Traveling Abroad? Here's How to Leverage the Strong Dollar
Jane McManus can hardly believe her luck. The New York-based sportswriter for ESPN.com is planning a summer vacation with her family in Ireland.
Following the strength of the U.S. dollar, McManus upgraded their travel plans, reserving a swankier hotel room in Dublin and booking a couple of days at a 13th-century castle. The overall cost will be about 30 percent less than last summer's vacation to Italy when the dollar was much weaker, McManus estimates. "Wow, it's so different," she marvels.
With the dollar near parity with the euro, airfares to Paris are down 14 percent from a year ago, according to popular travel site Orbitz. Hotel rates have sunk 10 percent from last year. London, Rome and Barcelona are among other popular locales with cheaper hotels and airfares than last year, according to Orbitz data. The Points Guy Brian Kelly also singles out Japan, thanks to the weak yen; Finland, the only Scandinavian country to use the euro; and South Africa, whose currency has sunk by almost half over the last few years.

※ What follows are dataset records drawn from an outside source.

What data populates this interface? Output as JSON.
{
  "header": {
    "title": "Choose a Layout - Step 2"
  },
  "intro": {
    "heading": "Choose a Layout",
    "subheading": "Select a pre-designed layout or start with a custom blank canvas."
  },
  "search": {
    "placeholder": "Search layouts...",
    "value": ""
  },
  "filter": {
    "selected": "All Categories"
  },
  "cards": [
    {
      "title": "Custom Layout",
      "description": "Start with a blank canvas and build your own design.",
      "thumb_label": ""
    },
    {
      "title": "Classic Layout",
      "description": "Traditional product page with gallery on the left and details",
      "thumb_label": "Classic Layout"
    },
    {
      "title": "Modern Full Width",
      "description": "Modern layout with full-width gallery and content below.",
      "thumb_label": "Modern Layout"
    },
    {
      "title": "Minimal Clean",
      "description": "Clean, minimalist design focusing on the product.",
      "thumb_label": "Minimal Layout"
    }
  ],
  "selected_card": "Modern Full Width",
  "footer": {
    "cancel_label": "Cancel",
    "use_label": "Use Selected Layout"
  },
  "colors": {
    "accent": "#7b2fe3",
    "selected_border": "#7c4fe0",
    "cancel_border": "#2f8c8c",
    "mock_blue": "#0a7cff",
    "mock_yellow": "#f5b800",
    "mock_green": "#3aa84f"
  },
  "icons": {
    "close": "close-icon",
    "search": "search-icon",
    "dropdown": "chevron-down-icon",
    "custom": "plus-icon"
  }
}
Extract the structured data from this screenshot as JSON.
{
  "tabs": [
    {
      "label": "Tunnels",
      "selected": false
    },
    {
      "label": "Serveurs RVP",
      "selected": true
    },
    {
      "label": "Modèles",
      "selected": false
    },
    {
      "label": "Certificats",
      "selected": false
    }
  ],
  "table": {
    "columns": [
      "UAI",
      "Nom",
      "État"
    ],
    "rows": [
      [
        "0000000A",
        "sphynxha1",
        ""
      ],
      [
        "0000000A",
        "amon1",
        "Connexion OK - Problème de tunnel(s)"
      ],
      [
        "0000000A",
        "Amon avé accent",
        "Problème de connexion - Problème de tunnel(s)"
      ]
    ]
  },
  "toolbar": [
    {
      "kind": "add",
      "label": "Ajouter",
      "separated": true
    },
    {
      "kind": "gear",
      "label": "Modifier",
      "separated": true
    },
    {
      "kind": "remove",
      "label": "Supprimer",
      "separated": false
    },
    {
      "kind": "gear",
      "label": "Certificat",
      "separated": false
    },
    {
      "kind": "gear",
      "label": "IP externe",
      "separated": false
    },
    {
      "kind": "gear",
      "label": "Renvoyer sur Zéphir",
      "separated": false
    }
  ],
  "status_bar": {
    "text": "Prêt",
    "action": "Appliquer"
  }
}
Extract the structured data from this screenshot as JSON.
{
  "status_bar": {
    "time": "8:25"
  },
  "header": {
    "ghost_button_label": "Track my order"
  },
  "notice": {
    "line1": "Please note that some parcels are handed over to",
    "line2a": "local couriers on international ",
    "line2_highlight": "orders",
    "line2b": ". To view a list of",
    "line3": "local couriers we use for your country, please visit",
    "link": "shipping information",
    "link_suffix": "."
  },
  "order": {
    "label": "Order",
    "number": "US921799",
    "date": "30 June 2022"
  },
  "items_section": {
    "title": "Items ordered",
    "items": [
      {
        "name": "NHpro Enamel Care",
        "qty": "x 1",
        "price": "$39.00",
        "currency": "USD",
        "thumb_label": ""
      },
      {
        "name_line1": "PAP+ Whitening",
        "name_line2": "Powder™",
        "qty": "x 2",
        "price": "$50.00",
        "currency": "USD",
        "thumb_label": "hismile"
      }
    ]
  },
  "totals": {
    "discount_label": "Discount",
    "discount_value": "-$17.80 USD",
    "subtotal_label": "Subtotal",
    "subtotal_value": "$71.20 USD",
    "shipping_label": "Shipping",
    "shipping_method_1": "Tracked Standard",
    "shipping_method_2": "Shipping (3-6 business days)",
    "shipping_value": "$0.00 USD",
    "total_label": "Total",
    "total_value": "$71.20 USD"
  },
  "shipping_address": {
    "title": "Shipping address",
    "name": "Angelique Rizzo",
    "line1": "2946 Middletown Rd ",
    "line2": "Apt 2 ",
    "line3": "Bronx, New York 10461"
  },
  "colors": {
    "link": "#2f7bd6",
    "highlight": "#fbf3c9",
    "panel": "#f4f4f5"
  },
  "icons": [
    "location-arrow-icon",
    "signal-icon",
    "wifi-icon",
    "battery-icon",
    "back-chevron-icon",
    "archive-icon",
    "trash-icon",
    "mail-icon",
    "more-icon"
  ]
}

You do not have to leave North America to feel the impact. Canada's currency has slumped to around 80 cents on the dollar. As a result, travel trends are already shifting: International air traffic for U.S. citizens in January was up 7.2 percent over the previous year, according to the National Travel & Tourism Office.
Of course, it is still only March. Currency markets are famously volatile and could turn at any moment. That is why some travelers are wondering how to lock in these favorable exchange rates, and make sure that they are able to see Europe or Canada or Mexico on the cheap.
What You Can Do
- Prepay at current rates -- your flights, hotel rooms and excursions. "Hotels that used to be $160 a night in U.S. dollars are now $130," says Carl O'Donnell, 23, a New York-based reporter for Mergermarket who is planning a summer jaunt with his girlfriend to historic French-Canadian Quebec City. He is thinking about locking in some prices now. O'Donnell is tacking on additional days to their trip, and adding pricey excursions like boat rides. "It feels great to be getting a big discount," he says.
- Hedge your cash needs with a foreign-currency bank account. Florida-based EverBank offers a variety, ranging from the Indian rupee to the Chinese renminbi, that you buy at today's rates to hold and spend later. "Usually, most of our clients are investors," says Chris Gaffney, president of world markets for EverBank. "But recently, with the euro hitting multi-year lows, we have seen more people coming to us to lock in travel-related expenses." EverBank's foreign-currency deposit accounts do not charge monthly fees, but they do require a $2,500 minimum. Before you depart, Gaffney suggests buying a bank draft, or having the money wired overseas, so you do not have to convert cash back and forth (and get hit with fees both ways).
- Secure traveler's checks now or load some money onto a prepaid card like the Travelex Cash Passport. That comes with a card-purchase fee and foreign ATM withdrawal fees at about $2.50 a pop. You can even buy a few euros at your local bank to spend later, although you have no consumer protections if that cash gets lost or stolen.
- Do not blow any exchange-rate windfall by using the wrong credit card, though. With every $100 trinket you buy, you might be getting knocked another $2 or $3 for foreign transaction fees without even realizing it. One card Matt Schulz, senior industry analyst for CreditCards.com, likes: Barclays Arrival Plus World Elite MasterCard, which has no foreign transaction fees.